I will be honest in that I had no idea as to what to expect in terms of educator proficiency in the Dominican. I knew that resources were scarce and that anything that we brought and used needed to be easily accessible and technology-free ~ a very different approach to my usual world of educator presentations. But it became apparent from our first meeting with our DR teaching partners that even though they had little they had an incredible talent for still ensuring a high level of creativity and professionalism. At the plenary, two educators were invited to share what they had created and used as a result of last year’s TMA conference. Their charts were enhanced with intricate hand-cut borders and handmade paper flowers. The materials were made out of everyday objects which we wouldn’t think twice about discarding. One teacher shared a spinner that she had created for her kindergarten class which was made using two old CDs and a marble ~ ingenious!!! The lack of purchased materials in no way prohibited these educators from creating thought-provoking and intellectually stimulating activities for their students.

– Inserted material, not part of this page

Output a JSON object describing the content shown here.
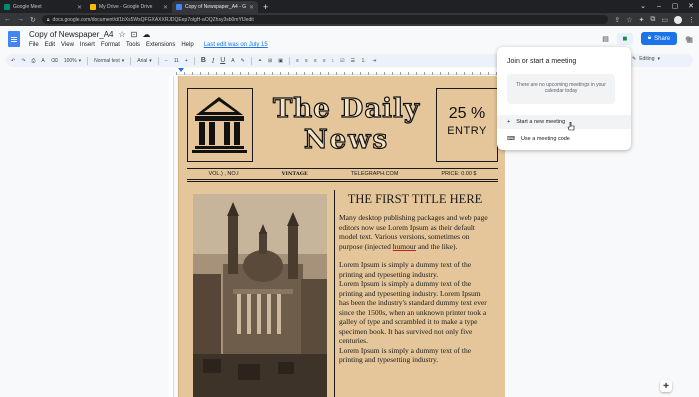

Handwritten scraps of paper were generously shared and there was never a complaint about “not enough copies” or “quality” of the product. There was such gratitude and the materials became secondary to the deep discussions about pedagogy.
There was also such incredible pride in anything which might be displayed. One of the activities that I shared was the Visual Tea Party ~ an activity to create groups and to have students use their observation and then inference skills. We used it as a prediction strategy before delving into a newspaper article. The educators were asked to brainstorm what they saw and then what the object might be. No matter how many times we shared the instruction, “just write whatever you see, neatness doesn’t count”, our DR friends took great pride in taking turns and neatly (in beautiful, straight-lined penmanship) writing their responses. It was very interesting to compare the results of this activity with the results that we gathered when the Literacy team facilitated the same activity during our Journeys into Literacy sessions this past year.
On the final day of the workshop, as we were tidying up, materials that we no longer needed and were headed for the garbage, became treasures for these educators to share with their students.
I learned many lessons while in the DR, and one of the sobering lessons was how much I have taken for granted in terms of what is needed to impact teacher practice. The bells and whistles of the presentation need to be secondary to the dialogue.